Wednesday, April 06, 2011

Combine the Best of Both in Retail

This is one of my favorite ways to buy online and not have to wait for delivery.

From MarketingProfs.com:

Why Customers Might Want to Pick Up Online Orders at Your Store

Barnes & Noble pioneered the concept of online orders shipped to brick-and-mortar stores for customer pickup. In Marketing by the Numbers, Leland Harden and Bob Heyman present a case study on another successful "ship-to-store" program: Ace Hardware's.

"When a customer selects ship-to-store service," they explain, "orders are fulfilled out of the warehouse for shipping to the local Ace—at no charge."

According to Ace eCommerce Marketing Supervisor, Mark Lowe, ship-to-store is a wildly popular option: online shoppers choose in-store pickups 73 percent of the time.

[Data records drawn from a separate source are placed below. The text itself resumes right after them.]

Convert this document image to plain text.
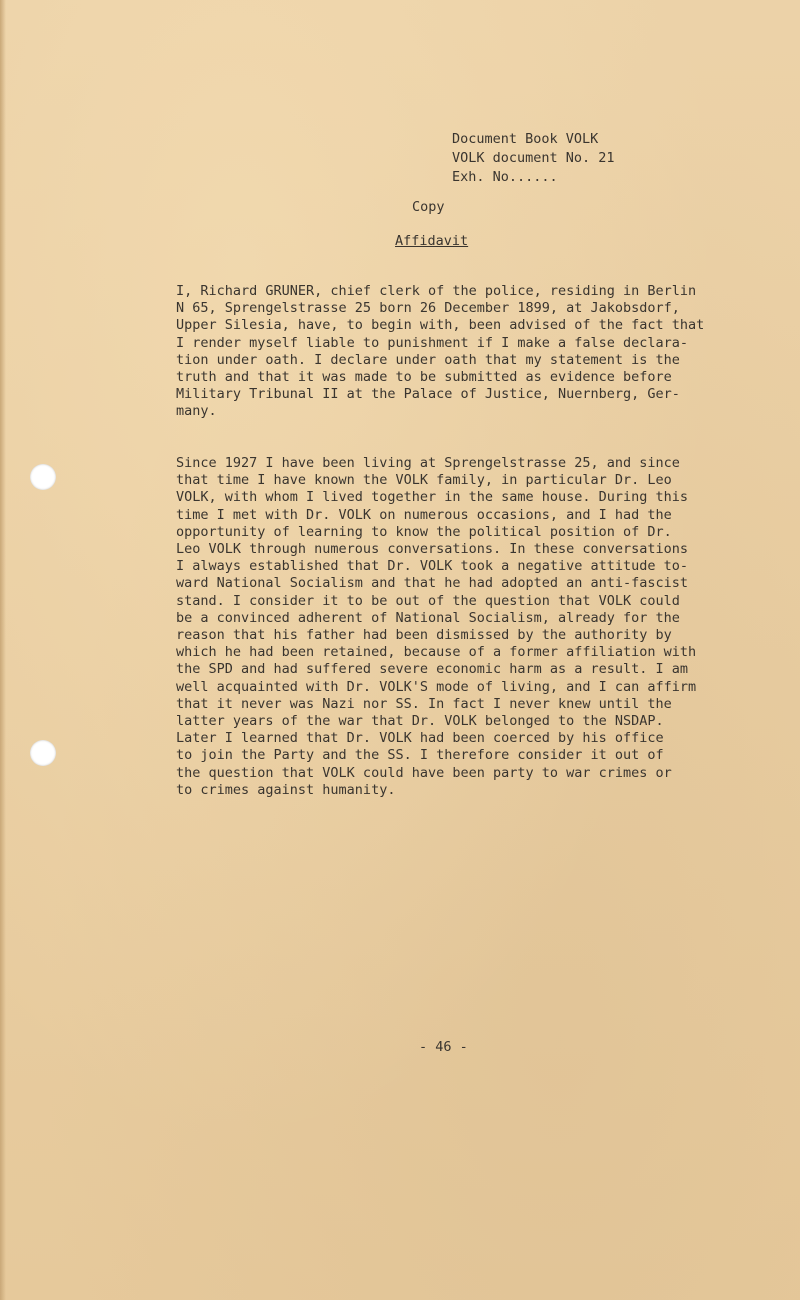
Document Book VOLK
VOLK document No. 21
Exh. No......
Copy
Affidavit
I, Richard GRUNER, chief clerk of the police, residing in Berlin
N 65, Sprengelstrasse 25 born 26 December 1899, at Jakobsdorf,
Upper Silesia, have, to begin with, been advised of the fact that
I render myself liable to punishment if I make a false declara-
tion under oath. I declare under oath that my statement is the
truth and that it was made to be submitted as evidence before
Military Tribunal II at the Palace of Justice, Nuernberg, Ger-
many.
Since 1927 I have been living at Sprengelstrasse 25, and since
that time I have known the VOLK family, in particular Dr. Leo
VOLK, with whom I lived together in the same house. During this
time I met with Dr. VOLK on numerous occasions, and I had the
opportunity of learning to know the political position of Dr.
Leo VOLK through numerous conversations. In these conversations
I always established that Dr. VOLK took a negative attitude to-
ward National Socialism and that he had adopted an anti-fascist
stand. I consider it to be out of the question that VOLK could
be a convinced adherent of National Socialism, already for the
reason that his father had been dismissed by the authority by
which he had been retained, because of a former affiliation with
the SPD and had suffered severe economic harm as a result. I am
well acquainted with Dr. VOLK'S mode of living, and I can affirm
that it never was Nazi nor SS. In fact I never knew until the
latter years of the war that Dr. VOLK belonged to the NSDAP.
Later I learned that Dr. VOLK had been coerced by his office
to join the Party and the SS. I therefore consider it out of
the question that VOLK could have been party to war crimes or
to crimes against humanity.
- 46 -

It's not hard to see why:

  • The absence of shipping charges means substantial savings on larger items like grills and table saws, and thus lowers barrier of entry to high-priced purchases.
  • With once- or twice-weekly shipments from the warehouse, delivery times can rival those of UPS shipments sent straight to a customer's house.

Stores, meanwhile, appreciate that 33 percent of customers who pick up an online purchase also buy other items during their visits.

But before you spring a similar program on your brick-and-mortar locations, make sure they're ready: "Retailers have a lot going on in their stores every day, and this is just an additional responsibility that you're asking them to handle," says Lowe. "So [make] it as easy as possible for them to receive those orders, give it to the customer during pickup, and then, if necessary, take that return. I think it's really important that if you allow ship to store, you also allow them to return the product to the store."

The Po!nt: Customers like ship-to-store options—and a substantial number might just buy something else while they're taking delivery.